Friday, May 27, 2016

Blue Electric Storm/ Blue Resonant Monkey - Spectral Serpent Moon of Liberation, Day 26






"His Hair Flows Like a River". T.C. Cannon.




Tommy Wayne Cannon (September 27, 1946–May 8, 1978) was an important Native American artist of the 20th century. An enrolled member of the Kiowa Tribe with Caddo and French descent, he was popularly known as T.C. Cannon.

Cannon grew up in Zodaltone and Gracemont, Oklahoma. His parents were Walter Cannon (Kiowa) and Minnie Ahdunko Cannon (Caddo). His Kiowa name, Pai-doung-a-day, means "One Who Stands in the Sun." He was exposed to the art of the Kiowa Six, a group of Native American painters who achieved international reputations in the fine art world and who helped developed the Southern Plains-style of painting. Stephen Mopope and Lee Tsatoke Sr. were particularly influential on the young artist.

T.C. Cannon enrolled in the Institute of American Indian Arts of Santa Fe in 1964, where he studied under Fritz Scholder (Luiseño). After graduating from IAIA, he enrolled in the San Francisco Art Institute but left after two months and enlisted in the army. As paratrooper in the 101st Airborne Division, Cannon was sent to Vietnam from 1967 to 1968. During the Tet Offensive, he earned two Bronze Star Medals. He was also inducted into the Black Leggings Society, the traditional Kiowa warriors' society.

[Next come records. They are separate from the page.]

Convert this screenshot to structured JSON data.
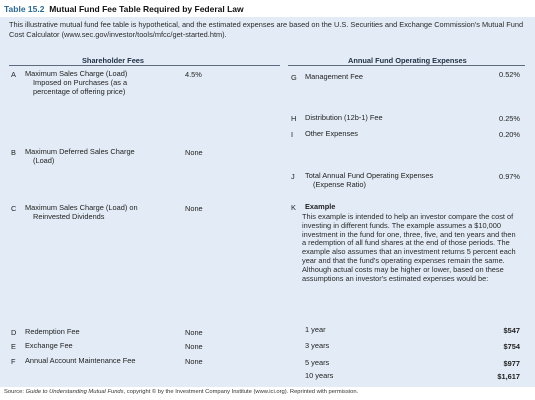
{
  "title": {
    "number": "Table 15.2",
    "text": "Mutual Fund Fee Table Required by Federal Law"
  },
  "intro": "This illustrative mutual fund fee table is hypothetical, and the estimated expenses are based on the U.S. Securities and Exchange Commission's Mutual Fund Cost Calculator (www.sec.gov/investor/tools/mfcc/get-started.htm).",
  "headers": {
    "left": "Shareholder Fees",
    "right": "Annual Fund Operating Expenses"
  },
  "left_rows": [
    {
      "letter": "A",
      "label": "Maximum Sales Charge (Load)",
      "sub": [
        "Imposed on Purchases (as a",
        "percentage of offering price)"
      ],
      "value": "4.5%"
    },
    {
      "letter": "B",
      "label": "Maximum Deferred Sales Charge",
      "sub": [
        "(Load)"
      ],
      "value": "None"
    },
    {
      "letter": "C",
      "label": "Maximum Sales Charge (Load) on",
      "sub": [
        "Reinvested Dividends"
      ],
      "value": "None"
    },
    {
      "letter": "D",
      "label": "Redemption Fee",
      "sub": [],
      "value": "None"
    },
    {
      "letter": "E",
      "label": "Exchange Fee",
      "sub": [],
      "value": "None"
    },
    {
      "letter": "F",
      "label": "Annual Account Maintenance Fee",
      "sub": [],
      "value": "None"
    }
  ],
  "right_rows": [
    {
      "letter": "G",
      "label": "Management Fee",
      "sub": [],
      "value": "0.52%"
    },
    {
      "letter": "H",
      "label": "Distribution (12b-1) Fee",
      "sub": [],
      "value": "0.25%"
    },
    {
      "letter": "I",
      "label": "Other Expenses",
      "sub": [],
      "value": "0.20%"
    },
    {
      "letter": "J",
      "label": "Total Annual Fund Operating Expenses",
      "sub": [
        "(Expense Ratio)"
      ],
      "value": "0.97%"
    }
  ],
  "example": {
    "letter": "K",
    "heading": "Example",
    "text": "This example is intended to help an investor compare the cost of investing in different funds. The example assumes a $10,000 investment in the fund for one, three, five, and ten years and then a redemption of all fund shares at the end of those periods. The example also assumes that an investment returns 5 percent each year and that the fund's operating expenses remain the same. Although actual costs may be higher or lower, based on these assumptions an investor's estimated expenses would be:",
    "rows": [
      {
        "period": "1 year",
        "amount": "$547"
      },
      {
        "period": "3 years",
        "amount": "$754"
      },
      {
        "period": "5 years",
        "amount": "$977"
      },
      {
        "period": "10 years",
        "amount": "$1,617"
      }
    ]
  },
  "source": {
    "prefix": "Source: ",
    "title": "Guide to Understanding Mutual Funds",
    "suffix": ", copyright © by the Investment Company Institute (www.ici.org). Reprinted with permission."
  }
}
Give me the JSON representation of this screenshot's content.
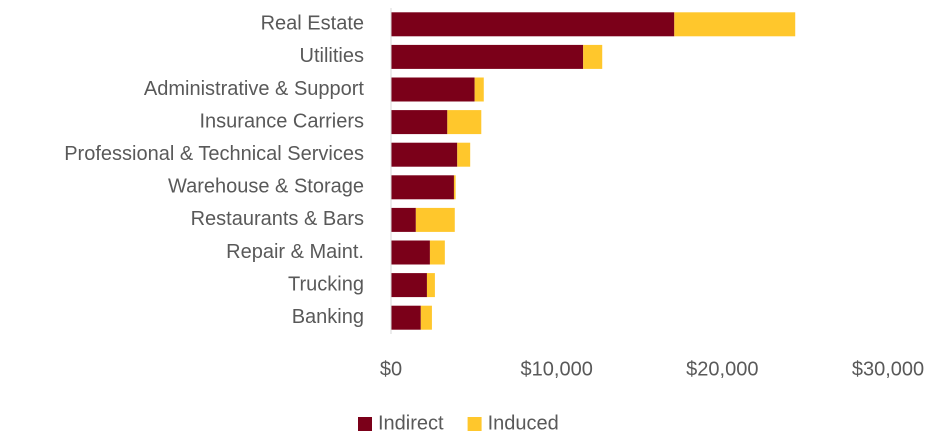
{
  "chart_data": {
    "type": "bar",
    "orientation": "horizontal",
    "stacked": true,
    "categories": [
      "Real Estate",
      "Utilities",
      "Administrative & Support",
      "Insurance Carriers",
      "Professional & Technical Services",
      "Warehouse & Storage",
      "Restaurants & Bars",
      "Repair & Maint.",
      "Trucking",
      "Banking"
    ],
    "series": [
      {
        "name": "Indirect",
        "color": "#7b0019",
        "values": [
          17100,
          11600,
          5050,
          3400,
          4000,
          3800,
          1500,
          2350,
          2170,
          1800
        ]
      },
      {
        "name": "Induced",
        "color": "#ffc72c",
        "values": [
          7300,
          1150,
          550,
          2050,
          780,
          100,
          2350,
          900,
          480,
          670
        ]
      }
    ],
    "xlim": [
      0,
      30000
    ],
    "xticks": [
      {
        "value": 0,
        "label": "$0"
      },
      {
        "value": 10000,
        "label": "$10,000"
      },
      {
        "value": 20000,
        "label": "$20,000"
      },
      {
        "value": 30000,
        "label": "$30,000"
      }
    ],
    "grid": false,
    "legend": "bottom"
  }
}
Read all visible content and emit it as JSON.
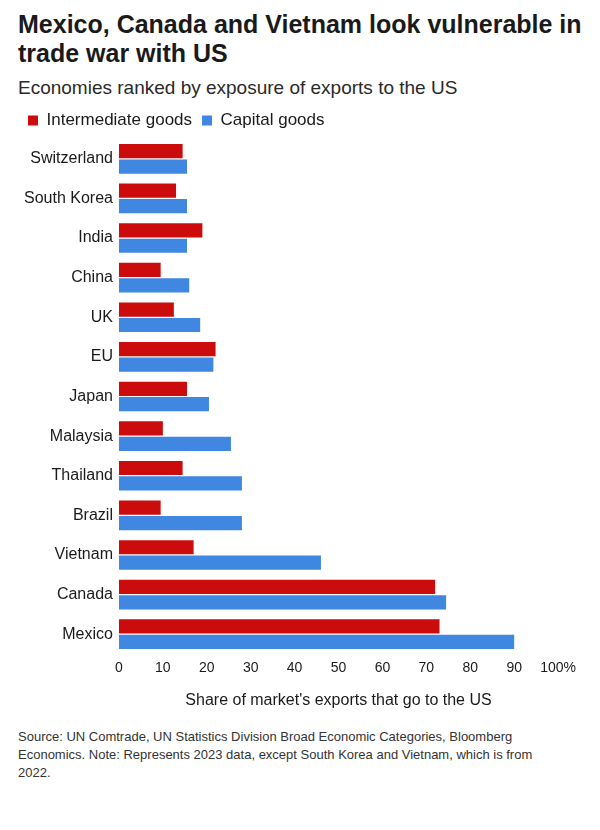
{
  "chart_data": {
    "type": "bar",
    "orientation": "horizontal",
    "title": "Mexico, Canada and Vietnam look vulnerable in trade war with US",
    "subtitle": "Economies ranked by exposure of exports to the US",
    "x_label": "Share of market's exports that go to the US",
    "note": "Source: UN Comtrade, UN Statistics Division Broad Economic Categories, Bloomberg Economics. Note: Represents 2023 data, except South Korea and Vietnam, which is from 2022.",
    "categories": [
      "Switzerland",
      "South Korea",
      "India",
      "China",
      "UK",
      "EU",
      "Japan",
      "Malaysia",
      "Thailand",
      "Brazil",
      "Vietnam",
      "Canada",
      "Mexico"
    ],
    "series": [
      {
        "name": "Intermediate goods",
        "color": "#cc0c0c",
        "values": [
          14.5,
          13,
          19,
          9.5,
          12.5,
          22,
          15.5,
          10,
          14.5,
          9.5,
          17,
          72,
          73
        ]
      },
      {
        "name": "Capital goods",
        "color": "#3f87e0",
        "values": [
          15.5,
          15.5,
          15.5,
          16,
          18.5,
          21.5,
          20.5,
          25.5,
          28,
          28,
          46,
          74.5,
          90
        ]
      }
    ],
    "xlim": [
      0,
      100
    ],
    "xticks": [
      0,
      10,
      20,
      30,
      40,
      50,
      60,
      70,
      80,
      90,
      {
        "value": 100,
        "label": "100%"
      }
    ],
    "grid": false,
    "legend": "top-left"
  }
}
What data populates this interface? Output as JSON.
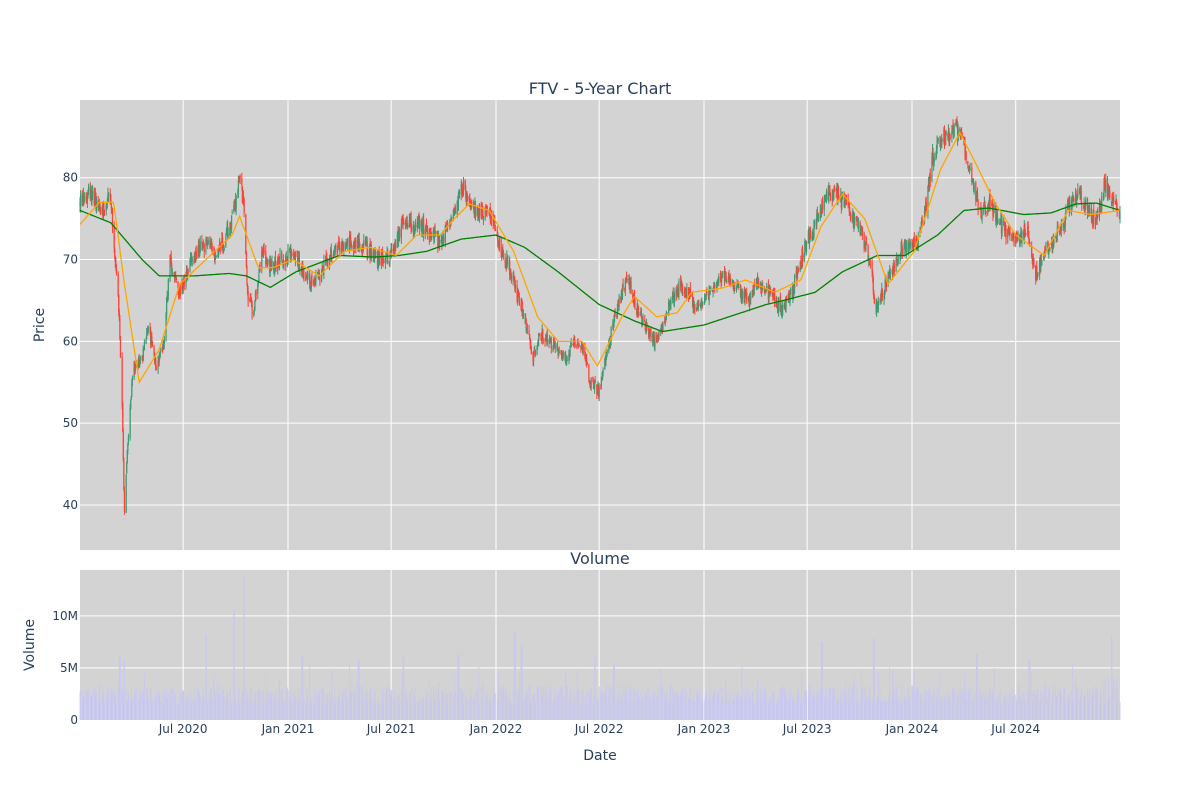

While still stationed in Vietnam, Cannon had a breakthrough in his art career. Rosemary Ellison, curator of the Southern Plains Indian Museum in Anadarko, Oklahoma, included him in a major traveling exhibit, Contemporary Southern Plains Indian Art.

In 1972, Cannon and fellow artist Fritz Scholder had a two-man exhibition at the Smithsonian Institution's National Collection of Fine Arts, titled Two American Painters. Cannon produced a large body of work over the next six years, in preparation for his first one-man show, scheduled to open at the Aberbach Gallery in New York in October 1978. On May 8 of that year, however, he died in an automobile accident. After a delay, the show opened on December 10, 1979, as T.C. Cannon: A Memorial Exhibition. Featuring 50 works by Cannon, the show traveled to such locations as the Heard Museum, the New Mexico Museum of Art, and the Buffalo Bill Historical Center.

Cannon was an artist-in-residence at Dartmouth College in Hanover, New Hampshire; Colorado State University in Fort Collins, Colorado; and the United States National Park Service. In 1988 he was inducted into the National Hall of Fame for Famous American Indians in Anadarko




CAUAC



Kin 159: Blue Electric Storm


I activate in order to catalyze
Bonding energy
I seal the matrix of self-generation
With the electric tone of service
I am guided by the power of abundance.



On Earth, the last planet analphs are stored in the archaic depths of mind as legends and myths, such as the Greek legend of Icarus, who flies too close to the sun and melts his artificial wings.*



*Star Traveler's 13 Moon Almanac of Synchronicity, Galactic Research Instiute, Law of Time Press, Ashland, Oregon, 2015-2016.